Dal reietto all'appestato a quello che non ti aspetti e che un giorno da azerbaigiano diventa turco. Un casino, dunque. I duecento attesi da chi cercava un erede di Usain Bolt danno verdetto crudo: non c'è. Non ci sarà. Piantiamola. Non esiste ancora neppure l'erede di Michael Johnson, l'unico capace, un ventello di anni fa, di vincere 400 e 200. In entrambi i casi, Bolt e Johnson, doveva essere Wayde Van Niekerk a raccogliere il testimone. Gli è caduto. Niente da fare.

Oro mondiale al turco ex azero Guliyev, che per aumentare il disorientamento del pubblico si mette in spalla due bandiere, secondo e felice - difficile capire fin dove - proprio Wayde, il sudafricano di nonna coach Anna Ans Botha che aveva detto «vorrei tornare a casa con due medaglie d'oro» e invece una luccica argento. Bronzo a Richards, atleta di Trinidad e Tobago. Impietosa la lista dei tempi: 20''09 il primo, 20''11 ex aequo per gli altri due. Pensando a Bolt e ai mondiali di due anni fa a Pechino viene male: all'epoca il giamaicano aveva trionfato in 19''55, davanti al reietto fresco campione del mondo dei 100, Justin Gatlin, 19''74. In pratica, fra i due ori ci sono circa cinque metri. Dov'è l'erede, allora?

Non c'è. Punto. Il finto turco (lo è dal 2011) ha vinto tenendo e venendo fuori con un bello spunto all'ultimo, proprio quando sembrava che Van Niekerk stesse prendendo in mano la situazione. Illusione. Ma la gioia finale del campione del mondo dei 400, se vera, testimonia che dopo il ripescaggio del giorno prima, quando aveva conquistato l'accesso alla finale solo per grazia ricevuta da Lemaitre, deve aver temuto persino di restare fuori dal podio o finire sul gradino basso.

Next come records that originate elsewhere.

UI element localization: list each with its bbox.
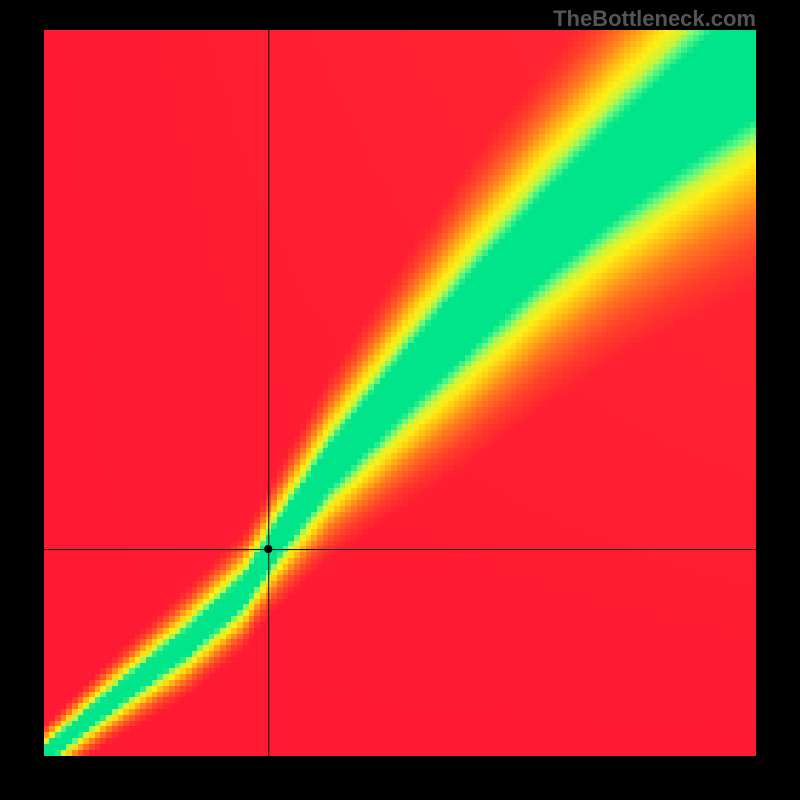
bottleneck-heatmap [44, 30, 756, 756]
watermark-text: TheBottleneck.com [553, 6, 756, 32]
chart-container: TheBottleneck.com [0, 0, 800, 800]
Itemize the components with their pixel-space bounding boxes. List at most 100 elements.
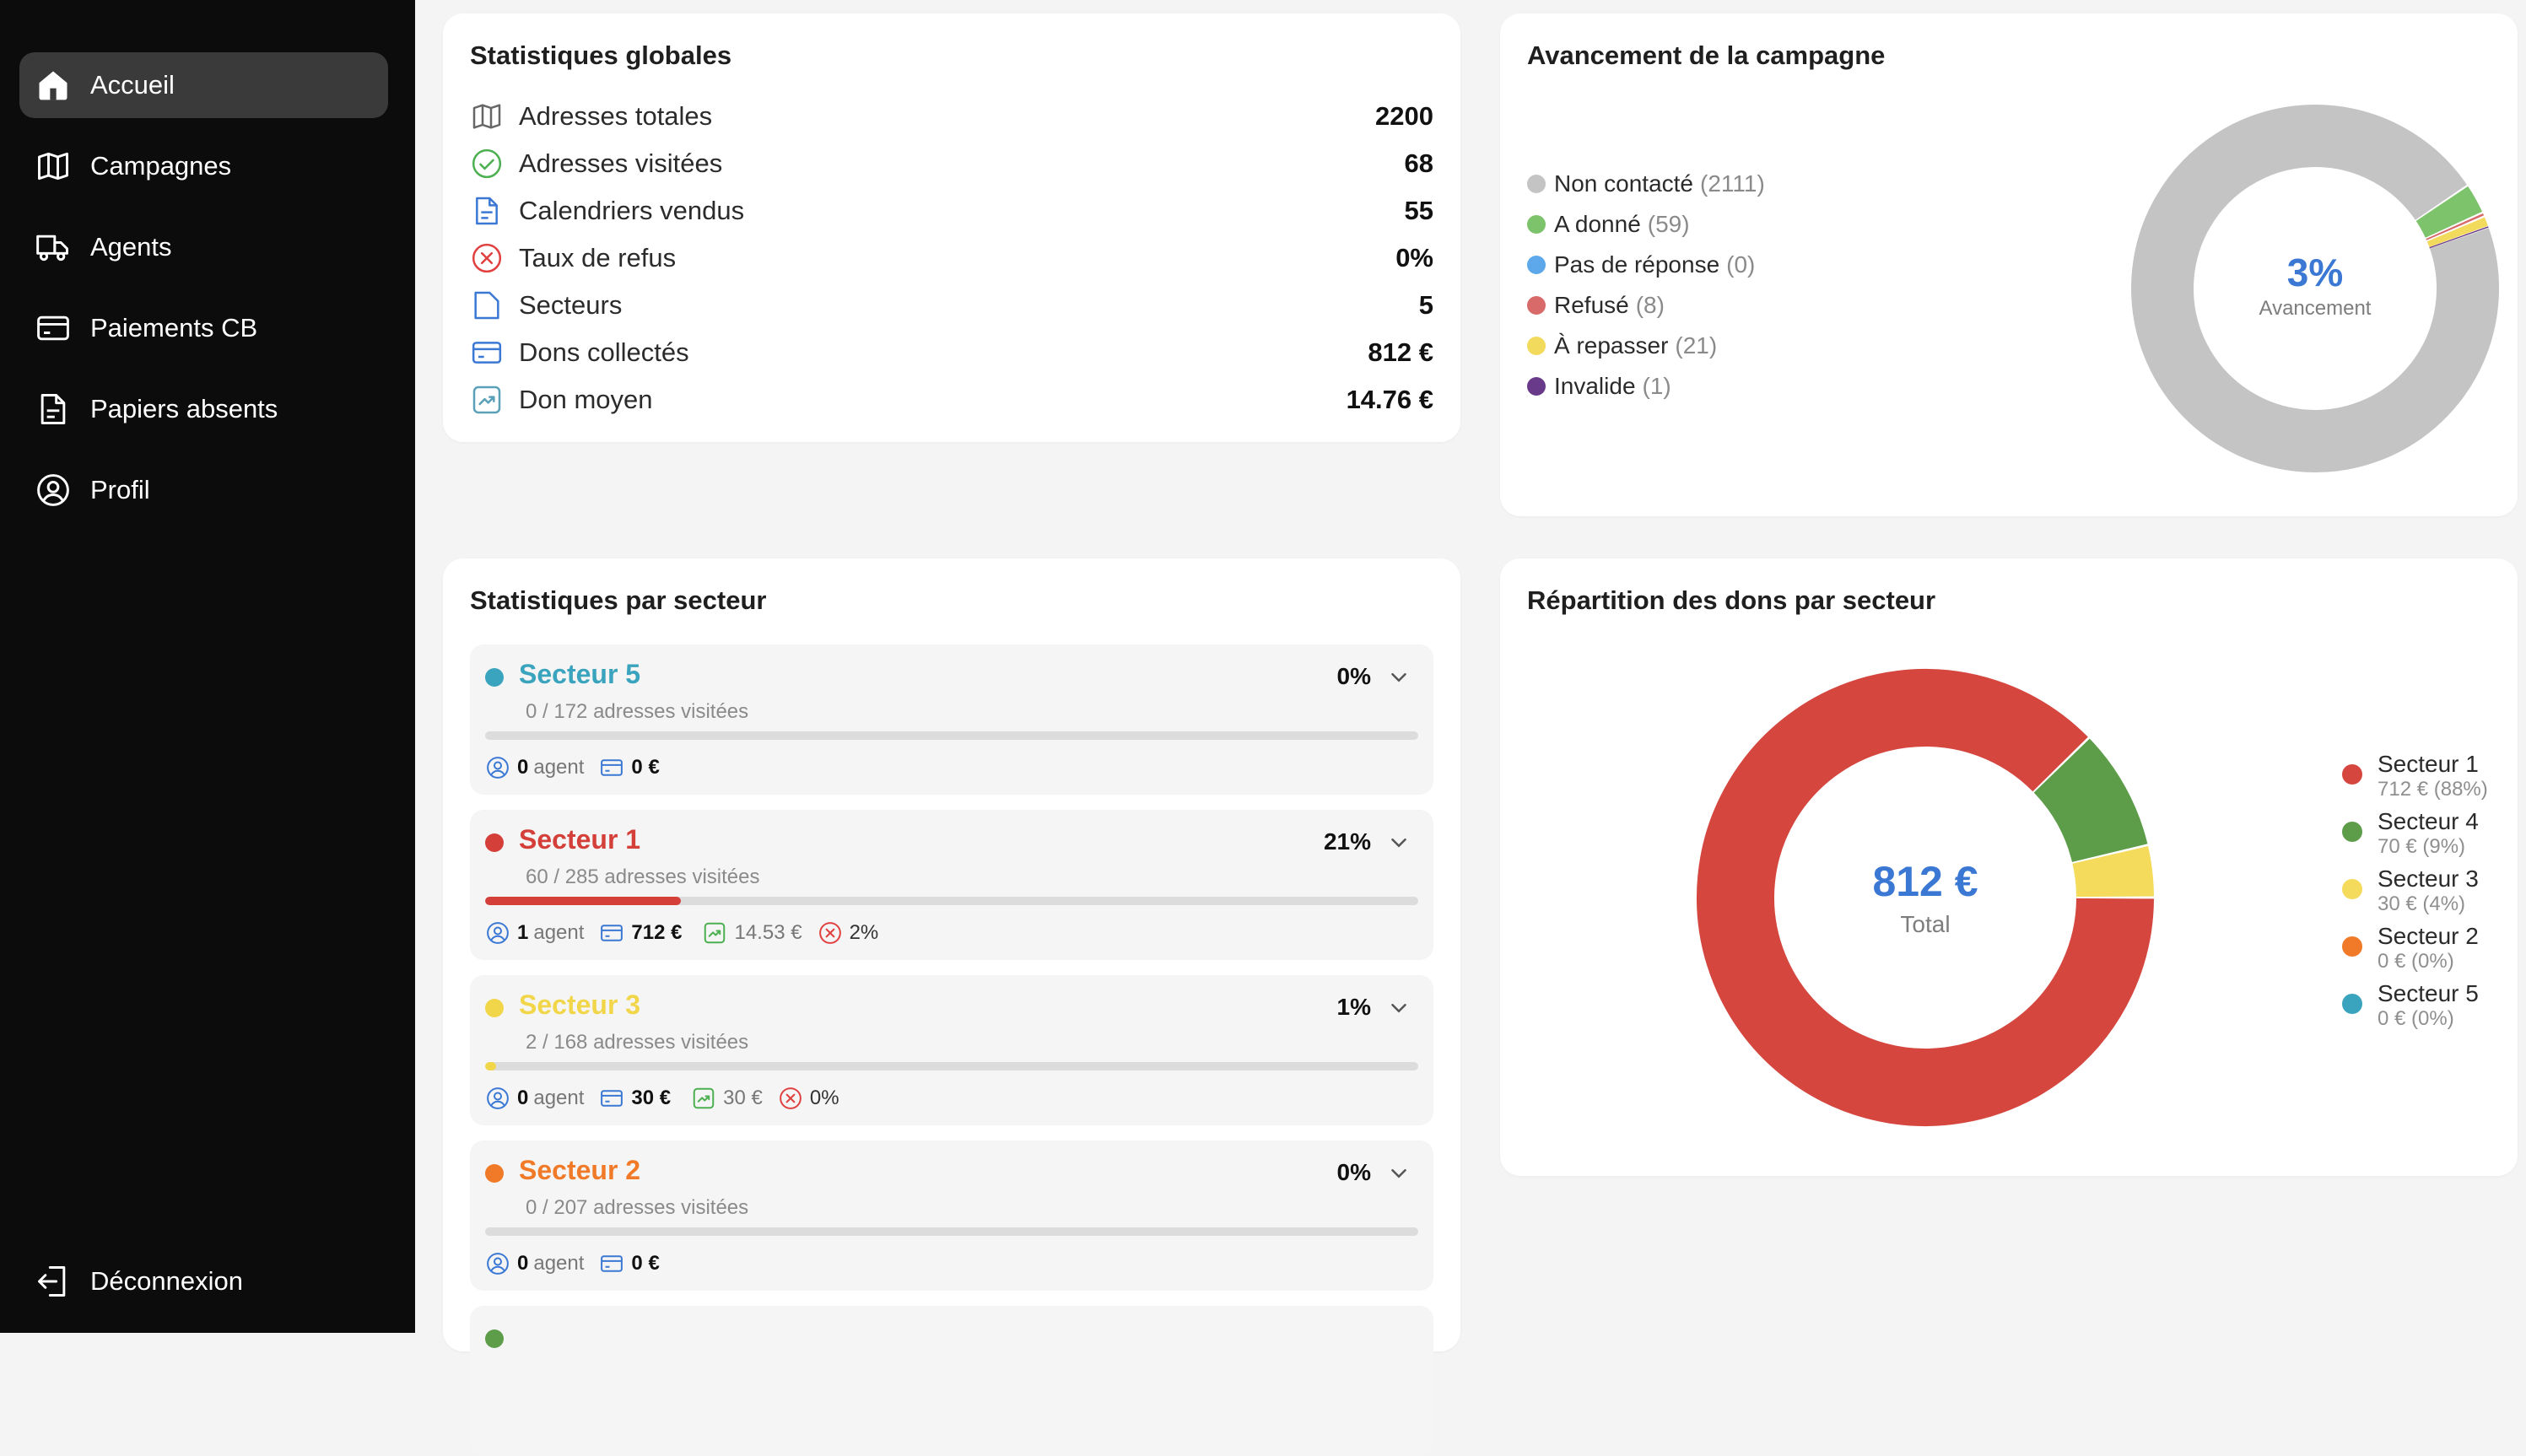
credit-card-icon xyxy=(35,310,72,347)
sector-refusal: 2% xyxy=(818,920,879,946)
sector-amount: 0 € xyxy=(599,755,664,780)
stat-value: 55 xyxy=(1405,196,1433,226)
legend-count: (1) xyxy=(1643,373,1671,400)
amount-value: 0 € xyxy=(631,1252,659,1275)
legend-dot xyxy=(1527,296,1546,315)
nav-label: Campagnes xyxy=(90,151,231,181)
sector-name: Secteur 2 xyxy=(519,1155,640,1186)
stat-value: 5 xyxy=(1419,290,1433,321)
legend-item-pas-de-reponse: Pas de réponse (0) xyxy=(1527,251,1755,278)
chevron-down-icon[interactable] xyxy=(1386,995,1411,1021)
sector-percent: 1% xyxy=(1337,994,1371,1021)
sector-visited: 0 / 207 adresses visitées xyxy=(526,1196,748,1220)
check-circle-icon xyxy=(470,147,504,181)
nav-item-accueil[interactable]: Accueil xyxy=(19,52,388,118)
nav-item-campagnes[interactable]: Campagnes xyxy=(19,133,388,199)
sector-dot xyxy=(485,1329,504,1348)
chevron-down-icon[interactable] xyxy=(1386,1161,1411,1186)
nav-label: Profil xyxy=(90,475,150,505)
legend-name: Secteur 4 xyxy=(2378,808,2479,835)
agent-label: agent xyxy=(533,756,584,779)
legend-item-a-repasser: À repasser (21) xyxy=(1527,332,1717,359)
sector-row-partial[interactable] xyxy=(470,1306,1433,1456)
sector-dot xyxy=(485,1164,504,1183)
legend-item-refuse: Refusé (8) xyxy=(1527,292,1665,319)
nav-label: Paiements CB xyxy=(90,313,257,343)
nav-item-profil[interactable]: Profil xyxy=(19,457,388,523)
legend-dot xyxy=(2342,936,2362,957)
sector-refusal: 0% xyxy=(778,1086,839,1111)
nav-item-paiements-cb[interactable]: Paiements CB xyxy=(19,295,388,361)
stat-label: Dons collectés xyxy=(519,337,1368,368)
stat-label: Secteurs xyxy=(519,290,1419,321)
legend-count: (59) xyxy=(1648,211,1690,238)
legend-dot xyxy=(1527,175,1546,193)
legend-label: Refusé xyxy=(1554,292,1629,319)
map-icon xyxy=(35,148,72,185)
user-circle-icon xyxy=(485,755,510,780)
amount-value: 0 € xyxy=(631,756,659,779)
stat-label: Taux de refus xyxy=(519,243,1395,273)
card-title: Statistiques par secteur xyxy=(470,585,766,616)
nav-item-agents[interactable]: Agents xyxy=(19,214,388,280)
legend-name: Secteur 3 xyxy=(2378,866,2479,892)
legend-detail: 30 € (4%) xyxy=(2378,892,2465,916)
logout-label: Déconnexion xyxy=(90,1266,243,1297)
sector-amount: 712 € xyxy=(599,920,687,946)
credit-card-icon xyxy=(599,1086,624,1111)
nav-label: Accueil xyxy=(90,70,175,100)
sector-amount: 30 € xyxy=(599,1086,676,1111)
refusal-value: 0% xyxy=(810,1087,839,1110)
sector-row-secteur-1[interactable]: Secteur 1 21% 60 / 285 adresses visitées… xyxy=(470,810,1433,960)
legend-dot xyxy=(1527,377,1546,396)
agent-count: 0 xyxy=(517,1087,528,1110)
legend-label: Invalide xyxy=(1554,373,1636,400)
sector-row-secteur-3[interactable]: Secteur 3 1% 2 / 168 adresses visitées 0… xyxy=(470,975,1433,1125)
stat-label: Don moyen xyxy=(519,385,1347,415)
sector-amount: 0 € xyxy=(599,1251,664,1276)
legend-detail: 70 € (9%) xyxy=(2378,835,2465,859)
trend-icon xyxy=(702,920,727,946)
sector-average: 30 € xyxy=(691,1086,763,1111)
sector-percent: 0% xyxy=(1337,663,1371,690)
sector-row-secteur-5[interactable]: Secteur 5 0% 0 / 172 adresses visitées 0… xyxy=(470,644,1433,795)
agent-label: agent xyxy=(533,1087,584,1110)
legend-label: Pas de réponse xyxy=(1554,251,1719,278)
stat-row-adresses-visitees: Adresses visitées 68 xyxy=(470,140,1433,187)
legend-item-non-contacte: Non contacté (2111) xyxy=(1527,170,1765,197)
legend-dot xyxy=(2342,879,2362,899)
nav-label: Agents xyxy=(90,232,172,262)
stat-value: 2200 xyxy=(1375,101,1433,132)
stat-row-don-moyen: Don moyen 14.76 € xyxy=(470,376,1433,423)
sector-progress-bar xyxy=(485,1062,1418,1070)
user-circle-icon xyxy=(485,920,510,946)
stat-value: 0% xyxy=(1395,243,1433,273)
home-icon xyxy=(35,67,72,104)
stat-row-calendriers-vendus: Calendriers vendus 55 xyxy=(470,187,1433,235)
user-circle-icon xyxy=(485,1251,510,1276)
card-title: Statistiques globales xyxy=(470,40,731,71)
legend-dot xyxy=(1527,256,1546,274)
sector-visited: 60 / 285 adresses visitées xyxy=(526,866,760,889)
user-circle-icon xyxy=(35,472,72,509)
refusal-value: 2% xyxy=(850,921,879,945)
chevron-down-icon[interactable] xyxy=(1386,830,1411,855)
sidebar: Accueil Campagnes Agents Paiements CB Pa… xyxy=(0,0,415,1333)
logout-button[interactable]: Déconnexion xyxy=(19,1248,388,1314)
campaign-progress-card: Avancement de la campagne Non contacté (… xyxy=(1500,13,2518,516)
legend-count: (0) xyxy=(1726,251,1755,278)
nav-item-papiers-absents[interactable]: Papiers absents xyxy=(19,376,388,442)
amount-value: 30 € xyxy=(631,1087,671,1110)
x-circle-icon xyxy=(818,920,843,946)
stat-row-secteurs: Secteurs 5 xyxy=(470,282,1433,329)
chevron-down-icon[interactable] xyxy=(1386,665,1411,690)
credit-card-icon xyxy=(470,336,504,369)
legend-detail: 712 € (88%) xyxy=(2378,778,2488,801)
amount-value: 712 € xyxy=(631,921,682,945)
credit-card-icon xyxy=(599,755,624,780)
stat-value: 68 xyxy=(1405,148,1433,179)
agent-count: 1 xyxy=(517,921,528,945)
sector-row-secteur-2[interactable]: Secteur 2 0% 0 / 207 adresses visitées 0… xyxy=(470,1141,1433,1291)
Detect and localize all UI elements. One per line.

Chi invece pare incacchiato è quel furbacchione di Isaac Makwala. All'entrata nello stadio ha ricevuto più applausi del sudafricano, ha salutato il pubblico che pareva Usain, e alla fine, sesto in 20''44, ha persino detto di essere «arrabbiato» con se stesso, «ma anche per quanto accaduto due giorni prima, perché se non avessi dovuto fare due volte i duecento in poche ore, sarebbe stato diverso...». Furbacchione. Non dice che era stato lui a saltare le batterie dei duecento non per virus o appestamenti vari ma per preservarsi in vista dei 400. Poi, sì, per l'allarme virus è andata in scena anche la squallida scena del servizio d'ordine che gli impediva di entrare per gli attesi 400 e le minacce di azioni legali da parte della sua federazione e quindi il 200 solitario e riparatore che tanto ha fatto affezionare il pubblico. La verità? Comunque la si rigiri una brutta storia e un bel furbacchione.

Ecco, siamo passati da un Lampo a un furbacchione.